2
$\begingroup$

Prove that

$\int_{0}^{\infty} \sin \left(x\right) \sin \left(\frac{a}{x}\right) \ dx = \frac{\pi \sqrt{a}}{2} J_{1} \left( 2 \sqrt{a} \right)$ where $J_{1}$ is the Bessel function of the first kind of order 1.

Some calculations I have done

$\int_{0}^{\infty} \sin \left(x\right) \sin \left(\frac{a}{x}\right) \ dx= \int_{0}^{\infty} \sum_{k=0}^{\infty }(-1)^{k}\frac{x^{2k+1}}{2k+1!} \cdot \sum_{l=0}^{\infty }(-1)^{l}\frac{a^{2l+1}x^{-2l-1}}{2l+1!} \ dx$

$= \int_{0}^{\infty} \sum_{l=0}^{\infty } \sum_{k=0}^{\infty }(-1)^{k+l}\frac{x^{2(k-l)}}{(2k+1)!(2l+1)!} a^{2l+1} \ dx$


$\frac{\pi \sqrt{a}}{2}J_{1}(2sqrt{a})=\frac{\pi \sqrt{a}}{2} \sum_{l=0}^{\infty}\frac{(-1)^l}{2^{2l+1}l!(1+l)!} 2^{l+\frac{1}{2}}a^{l+\frac{1}{2}}$ $=\pi \sum_{l=0}^{\infty}\frac{(-1)^l}{2^{l+\frac{3}{2}}l!(1+l)!} a^{l+1}$

  • 0
    @MarianoSuárez-Alvarez The original question was just the equality $\int_{0}^{\infty} \sin \left(x\right) \sin \left(\frac{a}{x}\right) \ dx = \frac{\pi \sqrt{a}}{2} J_{1} \left( 2 \sqrt{a} \right)$ with no words or indication of what he wanted, so I left that comment as an illustration of how hard to understand such a question is.
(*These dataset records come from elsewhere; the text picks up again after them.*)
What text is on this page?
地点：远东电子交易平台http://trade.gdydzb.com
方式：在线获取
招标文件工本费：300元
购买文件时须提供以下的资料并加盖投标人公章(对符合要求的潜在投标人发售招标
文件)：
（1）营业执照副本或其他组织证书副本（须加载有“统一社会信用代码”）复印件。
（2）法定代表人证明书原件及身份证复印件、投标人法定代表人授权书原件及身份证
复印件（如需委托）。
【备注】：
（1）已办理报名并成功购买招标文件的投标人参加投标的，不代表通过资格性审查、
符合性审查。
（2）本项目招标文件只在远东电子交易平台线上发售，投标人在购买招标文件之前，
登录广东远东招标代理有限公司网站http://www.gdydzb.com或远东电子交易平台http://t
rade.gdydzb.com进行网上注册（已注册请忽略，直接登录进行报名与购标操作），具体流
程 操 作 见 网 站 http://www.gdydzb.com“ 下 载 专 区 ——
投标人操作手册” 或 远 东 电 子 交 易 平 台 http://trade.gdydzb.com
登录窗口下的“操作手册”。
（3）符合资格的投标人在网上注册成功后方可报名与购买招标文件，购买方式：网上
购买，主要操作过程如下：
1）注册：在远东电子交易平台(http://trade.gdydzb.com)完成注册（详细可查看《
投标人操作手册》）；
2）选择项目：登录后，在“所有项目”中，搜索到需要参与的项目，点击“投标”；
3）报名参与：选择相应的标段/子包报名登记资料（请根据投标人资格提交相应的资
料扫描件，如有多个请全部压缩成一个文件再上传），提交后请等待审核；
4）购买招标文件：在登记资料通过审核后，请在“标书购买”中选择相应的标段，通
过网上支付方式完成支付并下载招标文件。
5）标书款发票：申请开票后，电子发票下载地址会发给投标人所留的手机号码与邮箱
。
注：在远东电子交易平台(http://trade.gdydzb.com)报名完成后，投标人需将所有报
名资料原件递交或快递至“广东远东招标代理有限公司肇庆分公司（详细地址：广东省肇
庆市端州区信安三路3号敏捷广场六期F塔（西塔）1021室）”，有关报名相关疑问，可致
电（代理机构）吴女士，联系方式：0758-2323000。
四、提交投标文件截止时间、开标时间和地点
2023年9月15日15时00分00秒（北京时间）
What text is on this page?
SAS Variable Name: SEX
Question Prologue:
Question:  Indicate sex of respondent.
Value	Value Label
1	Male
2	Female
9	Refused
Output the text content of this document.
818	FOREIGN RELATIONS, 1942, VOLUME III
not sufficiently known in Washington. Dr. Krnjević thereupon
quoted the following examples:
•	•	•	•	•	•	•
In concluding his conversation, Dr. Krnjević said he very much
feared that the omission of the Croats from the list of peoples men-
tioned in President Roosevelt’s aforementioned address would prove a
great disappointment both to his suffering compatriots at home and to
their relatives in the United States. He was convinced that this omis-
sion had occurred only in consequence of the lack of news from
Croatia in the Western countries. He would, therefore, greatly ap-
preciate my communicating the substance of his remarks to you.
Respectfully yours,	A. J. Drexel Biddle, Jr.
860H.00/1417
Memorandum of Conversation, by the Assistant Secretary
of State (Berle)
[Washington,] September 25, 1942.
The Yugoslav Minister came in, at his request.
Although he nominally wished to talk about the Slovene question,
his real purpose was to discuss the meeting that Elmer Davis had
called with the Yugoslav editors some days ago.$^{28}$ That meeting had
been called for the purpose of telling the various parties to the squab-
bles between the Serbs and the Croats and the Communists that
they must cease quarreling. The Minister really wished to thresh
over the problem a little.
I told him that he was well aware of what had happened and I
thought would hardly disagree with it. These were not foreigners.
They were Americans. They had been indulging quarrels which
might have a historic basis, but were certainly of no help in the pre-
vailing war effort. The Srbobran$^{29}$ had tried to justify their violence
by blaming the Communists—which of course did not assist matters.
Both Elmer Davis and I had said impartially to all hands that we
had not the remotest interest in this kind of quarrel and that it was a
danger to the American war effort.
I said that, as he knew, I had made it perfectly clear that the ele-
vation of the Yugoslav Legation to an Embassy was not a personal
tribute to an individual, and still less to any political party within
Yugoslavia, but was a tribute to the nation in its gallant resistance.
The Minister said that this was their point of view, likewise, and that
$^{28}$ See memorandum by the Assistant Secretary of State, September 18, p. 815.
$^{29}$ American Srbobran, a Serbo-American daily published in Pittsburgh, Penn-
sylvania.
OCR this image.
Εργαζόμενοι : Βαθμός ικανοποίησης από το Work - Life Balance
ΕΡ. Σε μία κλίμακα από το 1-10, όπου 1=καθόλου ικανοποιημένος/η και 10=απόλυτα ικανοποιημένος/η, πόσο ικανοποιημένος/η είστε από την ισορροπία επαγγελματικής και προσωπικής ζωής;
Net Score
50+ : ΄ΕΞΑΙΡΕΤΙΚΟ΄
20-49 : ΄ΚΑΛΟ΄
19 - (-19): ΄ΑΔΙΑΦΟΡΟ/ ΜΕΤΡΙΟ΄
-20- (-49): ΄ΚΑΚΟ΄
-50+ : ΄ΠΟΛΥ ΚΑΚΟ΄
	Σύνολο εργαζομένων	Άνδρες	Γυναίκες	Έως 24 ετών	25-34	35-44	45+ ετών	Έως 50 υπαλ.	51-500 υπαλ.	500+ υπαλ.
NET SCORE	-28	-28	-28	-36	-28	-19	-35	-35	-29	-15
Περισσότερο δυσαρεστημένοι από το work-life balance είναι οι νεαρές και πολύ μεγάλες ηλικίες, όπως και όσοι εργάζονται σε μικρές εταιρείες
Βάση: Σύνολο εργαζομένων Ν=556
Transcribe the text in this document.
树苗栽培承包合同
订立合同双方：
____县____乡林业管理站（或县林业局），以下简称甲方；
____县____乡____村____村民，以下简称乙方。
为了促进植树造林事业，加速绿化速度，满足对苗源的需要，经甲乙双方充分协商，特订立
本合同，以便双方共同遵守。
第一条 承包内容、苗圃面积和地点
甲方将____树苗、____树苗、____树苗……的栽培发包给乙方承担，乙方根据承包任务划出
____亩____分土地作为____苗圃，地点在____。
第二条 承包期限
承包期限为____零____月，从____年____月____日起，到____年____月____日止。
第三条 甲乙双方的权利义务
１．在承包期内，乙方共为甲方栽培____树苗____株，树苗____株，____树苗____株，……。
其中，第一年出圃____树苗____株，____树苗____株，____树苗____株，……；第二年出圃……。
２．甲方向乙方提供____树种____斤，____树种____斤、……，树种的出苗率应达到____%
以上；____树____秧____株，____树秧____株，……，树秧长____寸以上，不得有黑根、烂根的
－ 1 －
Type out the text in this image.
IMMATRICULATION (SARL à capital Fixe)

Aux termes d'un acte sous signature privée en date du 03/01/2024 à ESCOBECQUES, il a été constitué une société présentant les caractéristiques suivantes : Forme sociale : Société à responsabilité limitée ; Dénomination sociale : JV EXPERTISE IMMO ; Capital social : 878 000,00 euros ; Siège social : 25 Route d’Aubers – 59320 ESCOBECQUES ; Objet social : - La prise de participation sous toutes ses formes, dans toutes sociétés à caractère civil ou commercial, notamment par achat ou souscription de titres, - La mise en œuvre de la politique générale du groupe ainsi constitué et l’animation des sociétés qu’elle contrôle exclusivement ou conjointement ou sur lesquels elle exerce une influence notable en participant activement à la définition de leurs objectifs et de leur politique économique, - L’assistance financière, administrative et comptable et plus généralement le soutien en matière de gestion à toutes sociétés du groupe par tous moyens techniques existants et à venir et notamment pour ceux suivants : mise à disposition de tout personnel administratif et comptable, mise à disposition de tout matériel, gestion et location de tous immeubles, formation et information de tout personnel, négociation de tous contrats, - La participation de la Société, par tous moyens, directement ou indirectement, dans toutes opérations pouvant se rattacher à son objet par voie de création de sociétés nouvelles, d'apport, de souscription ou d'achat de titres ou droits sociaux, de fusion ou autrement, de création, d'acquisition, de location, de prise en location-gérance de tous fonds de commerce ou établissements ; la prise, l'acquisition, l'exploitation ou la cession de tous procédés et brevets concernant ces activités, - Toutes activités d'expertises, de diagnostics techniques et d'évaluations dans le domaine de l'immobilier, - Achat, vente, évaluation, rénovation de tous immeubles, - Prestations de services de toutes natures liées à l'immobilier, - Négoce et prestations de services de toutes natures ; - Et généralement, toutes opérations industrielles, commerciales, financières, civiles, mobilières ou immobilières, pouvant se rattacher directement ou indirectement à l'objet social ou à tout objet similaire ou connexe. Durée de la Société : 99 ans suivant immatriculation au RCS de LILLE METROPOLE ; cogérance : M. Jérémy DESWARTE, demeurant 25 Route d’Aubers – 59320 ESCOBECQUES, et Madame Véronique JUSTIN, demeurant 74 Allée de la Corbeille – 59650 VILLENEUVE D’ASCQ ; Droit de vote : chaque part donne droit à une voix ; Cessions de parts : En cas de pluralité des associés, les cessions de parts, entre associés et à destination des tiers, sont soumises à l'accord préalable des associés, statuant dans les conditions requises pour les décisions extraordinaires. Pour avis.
Since the question has been edited, I have deleted my comment. – 2012-01-20

1 Answers 1

3

Let $f(a) = \int_0^\infty \sin(x) \sin\left(\frac{a}{x}\right) \mathrm{d} x$, where $a\in \mathbb{R}$. Without loss of generality we can assume $a > 0$.

Observe that $ \begin{eqnarray} a f^{\prime\prime}(a) = \int_0^\infty \sin(x) \left(-\sin\left(\frac{a}{x} \right) \right) \frac{a}{x} \frac{\mathrm{d} x}{x} \stackrel{x \to a/y}{=} \int_0^\infty \sin\left( \frac{a}{y} \right) (-\sin(y)) \mathrm{d} y = -f(a) \end{eqnarray} $ The differential equation so obtained, $a f^{\prime\prime}(a) + f(a) = 0$, reduces to Bessel differential equation, with general solution $ f(a) = c_1 \cdot \sqrt{a} J_1(2\sqrt{a}) + c_2 \cdot \sqrt{a} Y_1(2\sqrt{a}) $ where $J_1$ and $Y_1$ are Bessel functions of the first and the second kind. Since $f(0)=0$ and $\lim_{a \downarrow 0^+} \sqrt{a} Y_1(2 \sqrt{a} ) = -\frac{1}{\pi}$, we get $c_2 = 0$.

By splitting the integration range into $(0,1)$ and $(1,\infty)$ and changing variables in the first one to $x \to 1/x$ we get $ f(a) = \int_{1}^{\infty} \sin(1/x) \sin(a x) \frac{\mathrm{d} x}{x^2} + \int_1^\infty \sin(x) \sin(a/x) \mathrm{d} x $ From here we see that small $a$ expansion first term is $ f(a) = a \left( \int_{1}^\infty \frac{1}{x} \sin(x) \mathrm{d} x + \int_{1}^\infty \sin(1/x) \frac{\mathrm{d} x }{x} \right) + \mathcal{o}(a) = \frac{\pi}{2} a + \mathcal{o}(a) $ This fixes $c_1 = \frac{\pi}{2}$, proving the requested equality.